Green Plaza Shinjuku / Le Luck Spa
If you’re looking for a luxury capsule hotel in Tokyo then this one is perfect. It has saunas, an outdoor bath, hot springs, massage rooms, a napping room, lounge, and restaurant. The facilities are segregated by gender. The ‘Le Luck Spa’ is for women and allows for plenty of pampering.
Centurion Cabin & Spa Akasaka
Exclusively for women, the capsule hotel is just a 2-minute walk from Akasaka-mitsuke Station. The facilities include a sauna, massage chairs, free drinks, and a bath with an oriental interior design. The capsules have large TVs, aroma diffusers, and humidifiers.

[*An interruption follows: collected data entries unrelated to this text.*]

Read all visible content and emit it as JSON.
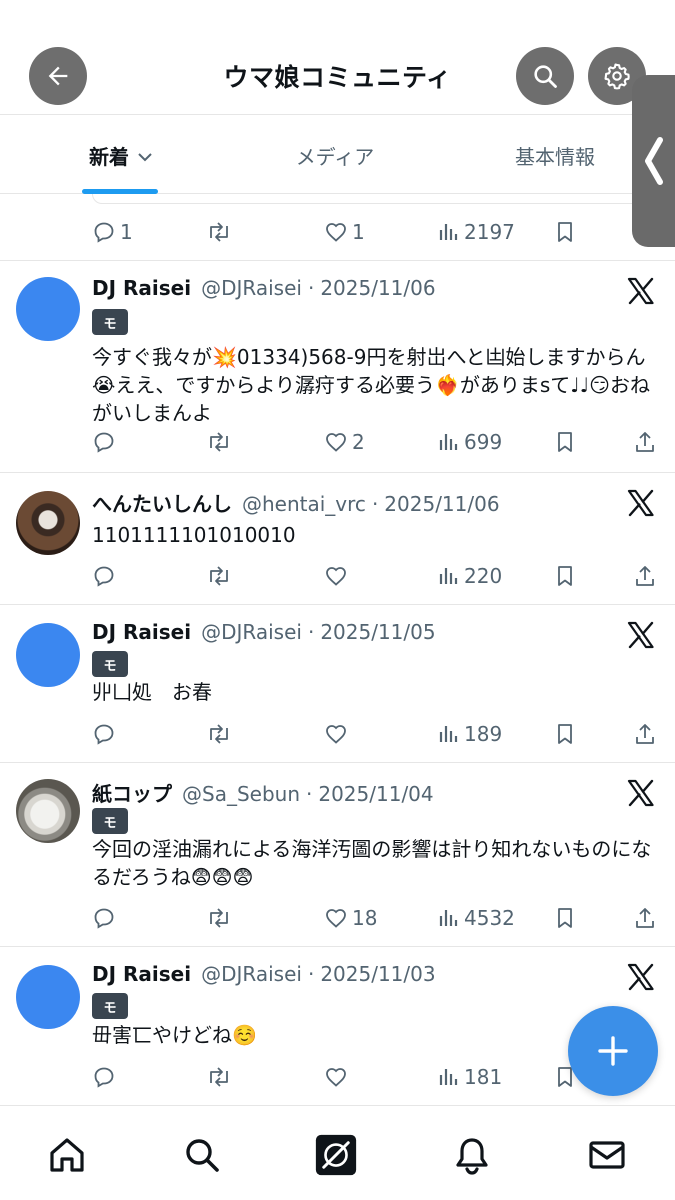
{
  "header": {
    "title": "ウマ娘コミュニティ",
    "back_icon": "arrow-left-icon",
    "search_icon": "search-icon",
    "settings_icon": "gear-icon"
  },
  "tabs": [
    {
      "label": "新着",
      "active": true,
      "icon": "chevron-down-icon"
    },
    {
      "label": "メディア",
      "active": false
    },
    {
      "label": "基本情報",
      "active": false
    }
  ],
  "partial_post": {
    "replies": "1",
    "likes": "1",
    "views": "2197"
  },
  "posts": [
    {
      "name": "DJ Raisei",
      "handle": "@DJRaisei",
      "sep": "·",
      "date": "2025/11/06",
      "badge": "モ",
      "text": "今すぐ我々が💥01334)568-9円を射岀へと凷始しますからん😭ええ、ですからより潺疛する必要う❤️‍🔥がありまsて♩♩😏おねがいしまんよ",
      "replies": "",
      "likes": "2",
      "views": "699"
    },
    {
      "name": "へんたいしんし",
      "handle": "@hentai_vrc",
      "sep": "·",
      "date": "2025/11/06",
      "text": "1101111101010010",
      "replies": "",
      "likes": "",
      "views": "220"
    },
    {
      "name": "DJ Raisei",
      "handle": "@DJRaisei",
      "sep": "·",
      "date": "2025/11/05",
      "badge": "モ",
      "text": "丱凵処　お春",
      "replies": "",
      "likes": "",
      "views": "189"
    },
    {
      "name": "紙コップ",
      "handle": "@Sa_Sebun",
      "sep": "·",
      "date": "2025/11/04",
      "badge": "モ",
      "text": "今回の淫油漏れによる海洋汚圖の影響は計り知れないものになるだろうね😨😨😨",
      "replies": "",
      "likes": "18",
      "views": "4532"
    },
    {
      "name": "DJ Raisei",
      "handle": "@DJRaisei",
      "sep": "·",
      "date": "2025/11/03",
      "badge": "モ",
      "text": "毌害匸やけどね☺️",
      "replies": "",
      "likes": "",
      "views": "181"
    }
  ],
  "colors": {
    "accent": "#1d9bf0",
    "avatar_blue": "#3b87f0",
    "secondary_text": "#536471",
    "header_button": "#6e6e6e"
  },
  "bottom_nav": [
    "home-icon",
    "search-icon",
    "grok-icon",
    "bell-icon",
    "mail-icon"
  ]
}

Best capsule hotels in Osaka
Osaka Hokko Marina Resort Guesthouse
The guesthouse is for women only and moms can take children of up to 9 years old with them for free. Located on the marina, it is the ideal location for those who want to get involved in yachting or other marine activities. There are also on-site tennis courts and parks.
Capsule Inn Osaka
The first ever capsule hotel is still open. Rooms are only available for men over 19 years old. It is conveniently located just 350 meters from Umeda Subway Station and 1km from Osaka Station. There are sauna and massage facilities and a lounge. Each room has a TV and breakfast is available for a fee.
Shell Nell Namba
This capsule is split into separate male and female sections into two different floors. It is known for its trendy café which provides a delicious breakfast. Rooms have TVS, electric power suppliers, and USB plugs. The beds are soft, comfortable, and allow you to have a great night’s sleep.
Capsule Hotel Astil Dotonbori
Situated in the heart of Minami, Osaka’s main shopping district, it is just a minute’s walk from Namba Station. The floors are separated by gender and there are private showers and toilets. The rooms are spacious and the beds are comfortable. Guests can quickly access many top sightseeing spots in the area.